Jerusalem, Jerusalem, convertere ad Dominum Deum tuum.

The week before I had heard the majesty of the word pronounced in Latin (with that lovely soft “yeah” for the “J”) at a concert of the superb Vox Vocal Ensemble, an early music a capella group under the direction of George Steel of the Miller Theatre at Columbia University. I went with John Steed’s little-known brother, Osbert, who is a musicologist. Going with Osbert is like having a living audio guide at your side—-his knowledge of composers, modes, theories, trivia, is staggering.

The Vox concert offered the Lamentations of Jeremiah from the English composers Parsley, White, Byrd, and Mr. Tallis. The text they all set comes from the Latin translation of the book of Lamentations (which follows the book of Jeremiah) for liturgical use during the Holy Week service of Tenebrae. It was written by the prophet, or one of his followers, after the destruction of the Temple as a people mourned their defeat at the hands of their enemies. In Judaism it is read on Tisha B’Av, the fast day that commemorates the catastrophic event.

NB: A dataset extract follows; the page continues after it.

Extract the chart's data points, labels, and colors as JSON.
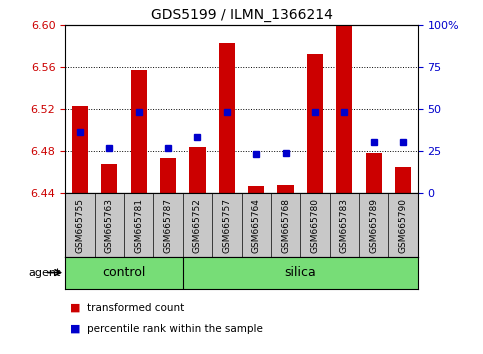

Different Renassiance composers set various parts of the whole text, which has a fascinating structure: each of the 5 chapters has 22 verses, corresponding to the number of letters in the Hebrew alphabet, except chapter 3 which has the multiple of 66 verses. This wiki page details all the verses-—it’s the clearest delineation I’ve ever seen.

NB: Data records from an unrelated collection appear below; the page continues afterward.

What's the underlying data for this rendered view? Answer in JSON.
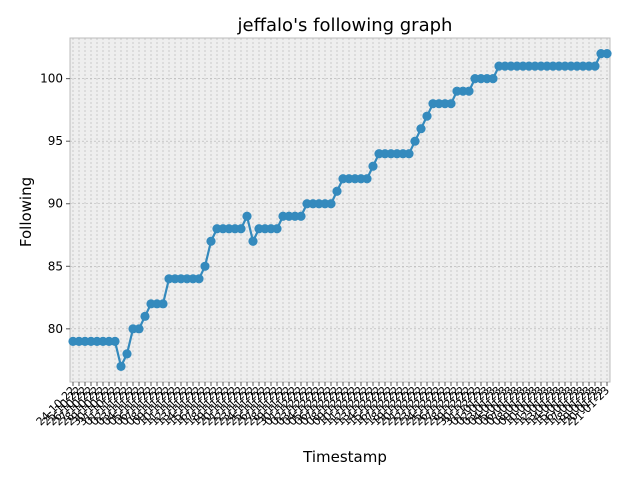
{
  "chart_data": {
    "type": "line",
    "title": "jeffalo's following graph",
    "xlabel": "Timestamp",
    "ylabel": "Following",
    "ylim": [
      75.75,
      103.25
    ],
    "yticks": [
      80,
      85,
      90,
      95,
      100
    ],
    "grid": true,
    "colors": {
      "series": "#348ABD",
      "plot_background": "#EEEEEE",
      "grid": "#B2B2B2",
      "text": "#000000"
    },
    "x_tick_labels": [
      "24-10-22",
      "25-10-22",
      "26-10-22",
      "27-10-22",
      "28-10-22",
      "29-10-22",
      "30-10-22",
      "31-10-22",
      "01-11-22",
      "02-11-22",
      "03-11-22",
      "04-11-22",
      "05-11-22",
      "06-11-22",
      "07-11-22",
      "08-11-22",
      "09-11-22",
      "10-11-22",
      "11-11-22",
      "12-11-22",
      "13-11-22",
      "14-11-22",
      "15-11-22",
      "16-11-22",
      "17-11-22",
      "18-11-22",
      "19-11-22",
      "20-11-22",
      "21-11-22",
      "22-11-22",
      "23-11-22",
      "24-11-22",
      "25-11-22",
      "26-11-22",
      "27-11-22",
      "28-11-22",
      "29-11-22",
      "30-11-22",
      "01-12-22",
      "02-12-22",
      "03-12-22",
      "04-12-22",
      "05-12-22",
      "06-12-22",
      "07-12-22",
      "08-12-22",
      "09-12-22",
      "10-12-22",
      "11-12-22",
      "12-12-22",
      "13-12-22",
      "14-12-22",
      "15-12-22",
      "16-12-22",
      "17-12-22",
      "18-12-22",
      "19-12-22",
      "20-12-22",
      "21-12-22",
      "22-12-22",
      "23-12-22",
      "24-12-22",
      "25-12-22",
      "26-12-22",
      "27-12-22",
      "28-12-22",
      "29-12-22",
      "30-12-22",
      "31-12-22",
      "01-01-23",
      "02-01-23",
      "03-01-23",
      "04-01-23",
      "05-01-23",
      "06-01-23",
      "07-01-23",
      "08-01-23",
      "09-01-23",
      "10-01-23",
      "11-01-23",
      "12-01-23",
      "13-01-23",
      "14-01-23",
      "15-01-23",
      "16-01-23",
      "17-01-23",
      "18-01-23",
      "19-01-23",
      "20-01-23",
      "21-01-23"
    ],
    "series": [
      {
        "values": [
          79,
          79,
          79,
          79,
          79,
          79,
          79,
          79,
          77,
          78,
          80,
          80,
          81,
          82,
          82,
          82,
          84,
          84,
          84,
          84,
          84,
          84,
          85,
          87,
          88,
          88,
          88,
          88,
          88,
          89,
          87,
          88,
          88,
          88,
          88,
          89,
          89,
          89,
          89,
          90,
          90,
          90,
          90,
          90,
          91,
          92,
          92,
          92,
          92,
          92,
          93,
          94,
          94,
          94,
          94,
          94,
          94,
          95,
          96,
          97,
          98,
          98,
          98,
          98,
          99,
          99,
          99,
          100,
          100,
          100,
          100,
          101,
          101,
          101,
          101,
          101,
          101,
          101,
          101,
          101,
          101,
          101,
          101,
          101,
          101,
          101,
          101,
          101,
          102,
          102
        ]
      }
    ]
  }
}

A greatly beloved setting is by Thomas Tallis. He set the first five verses of chapter one.


It’s all exquisitely mournful, but for me, Beth is the most beautiful.

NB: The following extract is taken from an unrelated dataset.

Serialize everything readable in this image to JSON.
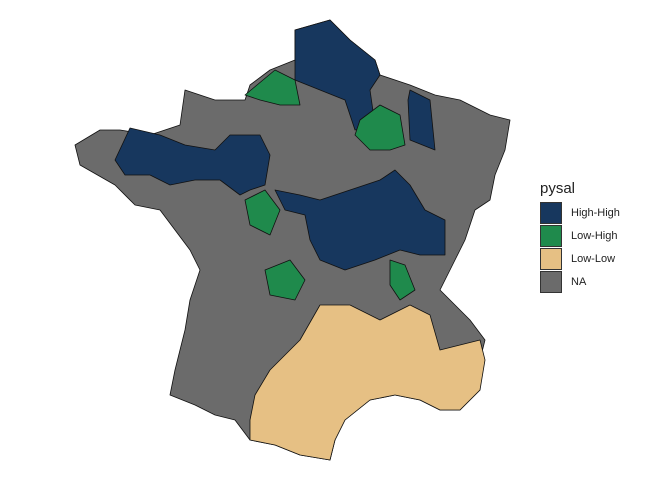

PLORANS PLORAVIT IN NOCTE—-“by night she weeps in sorrow.” I could live in that Latin. I love the sound of plorans—-it’s so much more expressive than crying.

ET LACRIMAE EIUS IN MAXILLIS EIUS—“and tears run down her cheeks.” Lacrimae are so much deeper than tears.

And after that personal/national sadness is sung, comes the haunting supplication:

Jerusalem, Jerusalem, convertere ad Dominum Deum tuum.
Your nation is in ruins, you need to return to the Lord your God.

No one other place is as important to Judaism, Islam, and Christianity as Jerusalem. Does the word simply hold the weight of all that import, and is that what sends the chills when the Vox Ensemble sings the sublime line of Tallis, or Carly Simon sings it in exuberance? Whichever, for me it is a very special aural moment in an overly visual world.

I entreat you to discover the sublime beauty of Renaissance polyphony, if you are not already a devotee, and the glories of the Tallis Scholars. For you tristate people, go hear this art in person at the Vox’s next concert.

As for Carly, her New Jerusalem is the soundtrack to this fan video for The West Wing. What a perfect salute to the Latin-speaking President Bartlet. Boy, I miss that show.